MDA Space has the technicals, fundamentals, and earnings sentiment we want to see.
June 17, 2026
The SpaceX IPO did more than make headlines.
This has forced investors to confront the reality that space is an investable industry TODAY.
When one company can come public at a multi-trillion-dollar valuation, it validates an entire ecosystem of suppliers, manufacturers, infrastructure providers, and technology companies operating behind the scenes.
Suddenly, investors ask who benefits next.
And that's where the biggest opportunities often emerge.
The market's attention naturally gravitates toward the headline name.
But some of the best returns come from identifying the companies that enable the industry to function.
This includes the businesses building the satellites, robotics, communications systems, and infrastructure that make the modern space economy possible.
As investors rush to gain exposure to the theme, we want to find the companies where the evidence is lining up across every dimension.
That means identifying the stocks with the strongest technicals, fundamentals, and earnings sentiment.
And that brings us to MDA Space $MDA.
MDA is a $5.5 billion Canadian space stock with exposure to some of the most important growth areas in the modern space economy, including satellite systems, geointelligence and Earth observation, space robotics, lunar infrastructure, and defense-related space capabilities.
This is a profitable space company with real customers, real contracts, and a real backlog.
Management describes MDA as a proven standalone space company with leadership across three major areas: Earth observation, space infrastructure and robotics, and satellite systems for communications networks and low Earth orbit.
And that matters because the real opportunity is the infrastructure layer.
Satellites need to be designed, manufactured, launched, replaced, upgraded, connected, monitored, and protected.
Governments want sovereign space capabilities.
Telecom companies want direct-to-device and broadband networks.
Defense agencies want space domain awareness and the protection of assets.
And commercial operators want faster schedules, better payloads, and lower operating costs.
Today, MDA sits right in the middle of all of that, and the technicals confirm it.
MDA bottomed near $15 last November, then ripped to $49.37 in a few months, making it one of the biggest winners in the entire market.
That's a move of more than 200% in roughly six months, and after a rally that violent, some digestion is healthy.
And that's exactly what we've seen over the past few weeks.
MDA has corrected back toward a former breakout shelf near last summer’s highs, and now price is pinching between two key VWAPS.
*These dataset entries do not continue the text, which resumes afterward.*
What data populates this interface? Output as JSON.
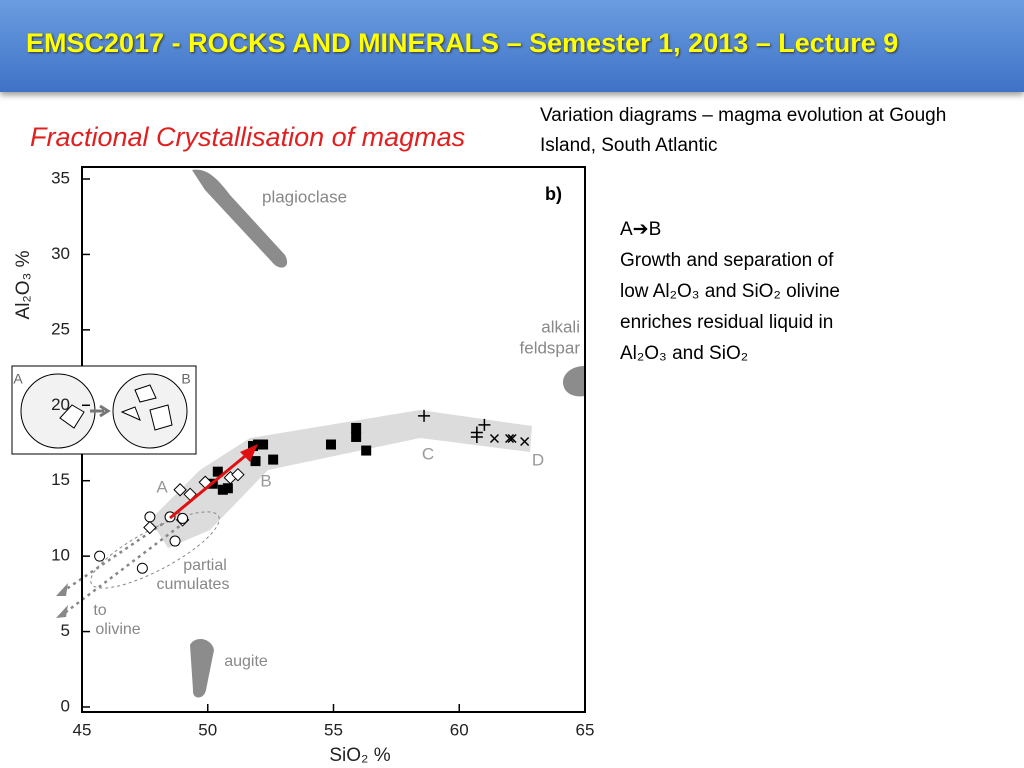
{
  "header": {
    "title": "EMSC2017 - ROCKS AND MINERALS – Semester 1, 2013 – Lecture 9"
  },
  "heading": "Fractional Crystallisation of magmas",
  "caption": "Variation diagrams – magma evolution at Gough Island, South Atlantic",
  "notes": [
    "A➔B",
    "Growth and separation of",
    "low Al₂O₃ and SiO₂ olivine",
    "enriches residual liquid in",
    "Al₂O₃ and SiO₂"
  ],
  "chart_data": {
    "type": "scatter",
    "xlabel": "SiO₂ %",
    "ylabel": "Al₂O₃ %",
    "xlim": [
      45,
      65
    ],
    "xticks": [
      45,
      50,
      55,
      60,
      65
    ],
    "ylim": [
      0,
      35
    ],
    "yticks": [
      0,
      5,
      10,
      15,
      20,
      25,
      30,
      35
    ],
    "annotations": [
      "plagioclase",
      "b)",
      "alkali",
      "feldspar",
      "A",
      "B",
      "C",
      "D",
      "partial",
      "cumulates",
      "to",
      "olivine",
      "augite",
      "A",
      "B"
    ],
    "series": [
      {
        "marker": "square",
        "color": "#000000",
        "x": [
          52.0,
          51.8,
          52.2,
          51.9,
          52.6,
          54.9,
          55.9,
          55.9,
          56.3,
          50.4,
          50.6,
          50.8,
          50.2
        ],
        "y": [
          17.4,
          17.3,
          17.4,
          16.3,
          16.4,
          17.4,
          18.5,
          17.9,
          17.0,
          15.6,
          14.4,
          14.5,
          14.8
        ]
      },
      {
        "marker": "diamond",
        "color": "#000000",
        "x": [
          48.9,
          49.3,
          49.9,
          50.9,
          51.2,
          49.0,
          47.7
        ],
        "y": [
          14.4,
          14.1,
          14.9,
          15.2,
          15.4,
          12.4,
          11.9
        ]
      },
      {
        "marker": "circle",
        "color": "#000000",
        "x": [
          47.7,
          48.5,
          49.0,
          48.7,
          45.7,
          47.4
        ],
        "y": [
          12.6,
          12.6,
          12.5,
          11.0,
          10.0,
          9.2
        ]
      },
      {
        "marker": "plus",
        "color": "#000000",
        "x": [
          58.6,
          60.7,
          60.7,
          61.0
        ],
        "y": [
          19.3,
          18.2,
          17.9,
          18.7
        ]
      },
      {
        "marker": "cross",
        "color": "#000000",
        "x": [
          61.4,
          62.0,
          62.1,
          62.6
        ],
        "y": [
          17.8,
          17.8,
          17.8,
          17.6
        ]
      }
    ]
  }
}
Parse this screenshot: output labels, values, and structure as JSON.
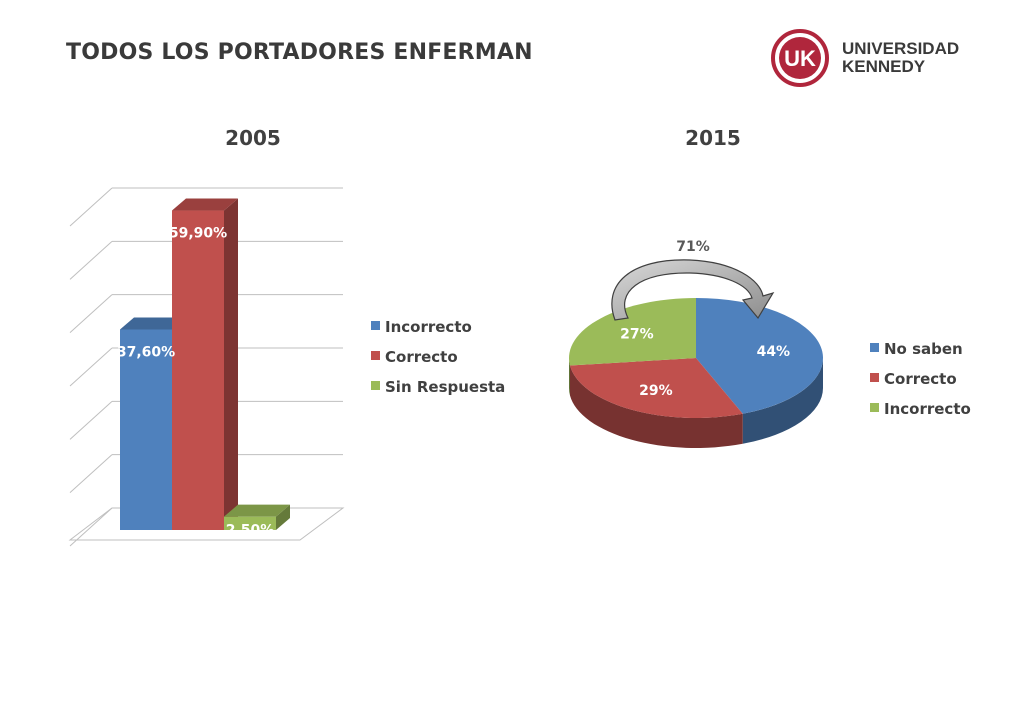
{
  "page": {
    "title": "TODOS LOS PORTADORES ENFERMAN"
  },
  "logo": {
    "mark": "UK",
    "line1": "UNIVERSIDAD",
    "line2": "KENNEDY",
    "color": "#b0263c"
  },
  "chart_data": [
    {
      "type": "bar",
      "title": "2005",
      "categories": [
        "Incorrecto",
        "Correcto",
        "Sin Respuesta"
      ],
      "values": [
        37.6,
        59.9,
        2.5
      ],
      "data_labels": [
        "37,60%",
        "59,90%",
        "2,50%"
      ],
      "colors": [
        "#4f81bd",
        "#c0504d",
        "#9bbb59"
      ],
      "ylim": [
        0,
        60
      ],
      "grid": true,
      "legend": "right",
      "legend_entries": [
        "Incorrecto",
        "Correcto",
        "Sin Respuesta"
      ]
    },
    {
      "type": "pie",
      "title": "2015",
      "categories": [
        "No saben",
        "Correcto",
        "Incorrecto"
      ],
      "values": [
        44,
        29,
        27
      ],
      "data_labels": [
        "44%",
        "29%",
        "27%"
      ],
      "colors": [
        "#4f81bd",
        "#c0504d",
        "#9bbb59"
      ],
      "legend": "right",
      "legend_entries": [
        "No saben",
        "Correcto",
        "Incorrecto"
      ],
      "annotation": "71%"
    }
  ]
}
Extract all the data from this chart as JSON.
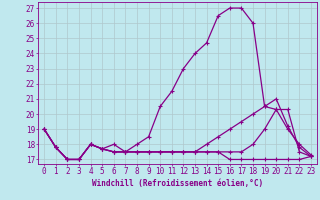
{
  "xlabel": "Windchill (Refroidissement éolien,°C)",
  "x_values": [
    0,
    1,
    2,
    3,
    4,
    5,
    6,
    7,
    8,
    9,
    10,
    11,
    12,
    13,
    14,
    15,
    16,
    17,
    18,
    19,
    20,
    21,
    22,
    23
  ],
  "line1": [
    19,
    17.8,
    17,
    17,
    18,
    17.7,
    17.5,
    17.5,
    17.5,
    17.5,
    17.5,
    17.5,
    17.5,
    17.5,
    17.5,
    17.5,
    17,
    17,
    17,
    17,
    17,
    17,
    17,
    17.2
  ],
  "line2": [
    19,
    17.8,
    17,
    17,
    18,
    17.7,
    18,
    17.5,
    18,
    18.5,
    20.5,
    21.5,
    23,
    24,
    24.7,
    26.5,
    27,
    27,
    26,
    20.5,
    20.3,
    19,
    18,
    17.3
  ],
  "line3": [
    19,
    17.8,
    17,
    17,
    18,
    17.7,
    17.5,
    17.5,
    17.5,
    17.5,
    17.5,
    17.5,
    17.5,
    17.5,
    18,
    18.5,
    19,
    19.5,
    20,
    20.5,
    21,
    19.2,
    17.8,
    17.2
  ],
  "line4": [
    19,
    17.8,
    17,
    17,
    18,
    17.7,
    17.5,
    17.5,
    17.5,
    17.5,
    17.5,
    17.5,
    17.5,
    17.5,
    17.5,
    17.5,
    17.5,
    17.5,
    18,
    19,
    20.3,
    20.3,
    17.5,
    17.2
  ],
  "ylim": [
    16.7,
    27.4
  ],
  "xlim": [
    -0.5,
    23.5
  ],
  "bg_color": "#c0e8ee",
  "line_color": "#880088",
  "grid_color": "#b0c8cc",
  "marker": "+",
  "linewidth": 0.9,
  "markersize": 3,
  "fontsize_axis": 5.5,
  "fontsize_xlabel": 5.5
}
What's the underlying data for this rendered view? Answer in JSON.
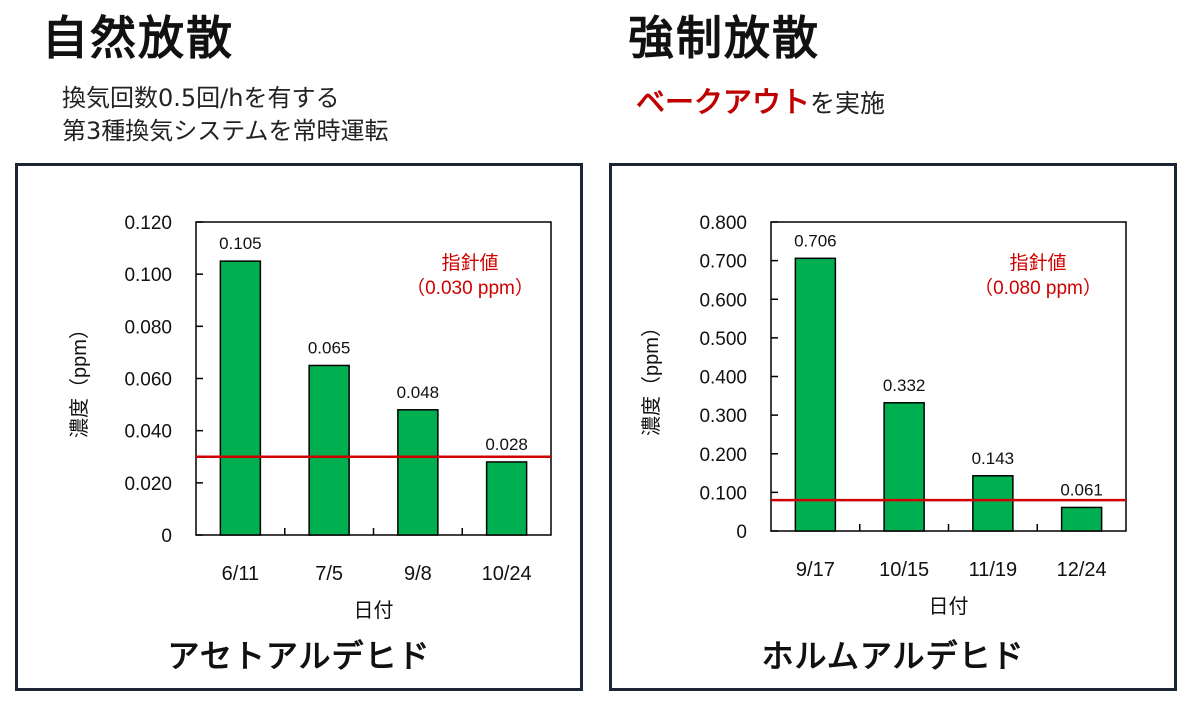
{
  "left": {
    "heading": "自然放散",
    "description_lines": [
      "換気回数0.5回/hを有する",
      "第3種換気システムを常時運転"
    ]
  },
  "right": {
    "heading": "強制放散",
    "description_emphasis": "ベークアウト",
    "description_rest": "を実施"
  },
  "chart_data": [
    {
      "type": "bar",
      "title": "アセトアルデヒド",
      "xlabel": "日付",
      "ylabel": "濃度（ppm）",
      "categories": [
        "6/11",
        "7/5",
        "9/8",
        "10/24"
      ],
      "values": [
        0.105,
        0.065,
        0.048,
        0.028
      ],
      "value_labels": [
        "0.105",
        "0.065",
        "0.048",
        "0.028"
      ],
      "ylim": [
        0,
        0.12
      ],
      "yticks": [
        0,
        0.02,
        0.04,
        0.06,
        0.08,
        0.1,
        0.12
      ],
      "ytick_labels": [
        "0",
        "0.020",
        "0.040",
        "0.060",
        "0.080",
        "0.100",
        "0.120"
      ],
      "guideline": {
        "value": 0.03,
        "label_line1": "指針値",
        "label_line2": "（0.030 ppm）",
        "color": "#d00000"
      },
      "bar_color": "#00b050",
      "grid": false
    },
    {
      "type": "bar",
      "title": "ホルムアルデヒド",
      "xlabel": "日付",
      "ylabel": "濃度（ppm）",
      "categories": [
        "9/17",
        "10/15",
        "11/19",
        "12/24"
      ],
      "values": [
        0.706,
        0.332,
        0.143,
        0.061
      ],
      "value_labels": [
        "0.706",
        "0.332",
        "0.143",
        "0.061"
      ],
      "ylim": [
        0,
        0.8
      ],
      "yticks": [
        0,
        0.1,
        0.2,
        0.3,
        0.4,
        0.5,
        0.6,
        0.7,
        0.8
      ],
      "ytick_labels": [
        "0",
        "0.100",
        "0.200",
        "0.300",
        "0.400",
        "0.500",
        "0.600",
        "0.700",
        "0.800"
      ],
      "guideline": {
        "value": 0.08,
        "label_line1": "指針値",
        "label_line2": "（0.080 ppm）",
        "color": "#d00000"
      },
      "bar_color": "#00b050",
      "grid": false
    }
  ]
}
The VWAP from the year-to-date low is providing support, while the VWAP from the May high is providing resistance.
This is a textbook VWAP pinch.
Even better, the lower VWAP lines up with the old August peak, giving us a clean confluence of support around $36 - $37.
So long as buyers defend that zone, this appears to be a normal correction within a very strong primary uptrend.
And when MDA resolves this pinch, the next move will likely be explosive.
What's more, the earnings scorecard backs up the technicals.
MDA almost always beats expectations, and the market has rewarded the stock after three consecutive earnings reports.
And the latest quarter was another strong one...
Revenues grew by 32% YoY, and the company maintained a healthy 19.5% EBITDA margin.
In the report, growth was broad-based, with satellite systems up 41% YoY, robotics and space operations up 18% YoY, and geointelligence up 15% YoY.
Just as important, MDA ended the quarter with a CAD $3.7 billion backlog and reaffirmed full-year guidance.
In other words, this is a profitable company converting contracts into revenue while expanding its position across satellites, robotics, Earth observation, and communications infrastructure.
That's why we find the setup so compelling.
The technicals, fundamentals, and earnings sentiment are incredibly strong.
MDA is not SpaceX, but it doesn't need to be...
It simply needs to keep executing as one of the strongest publicly traded space stocks.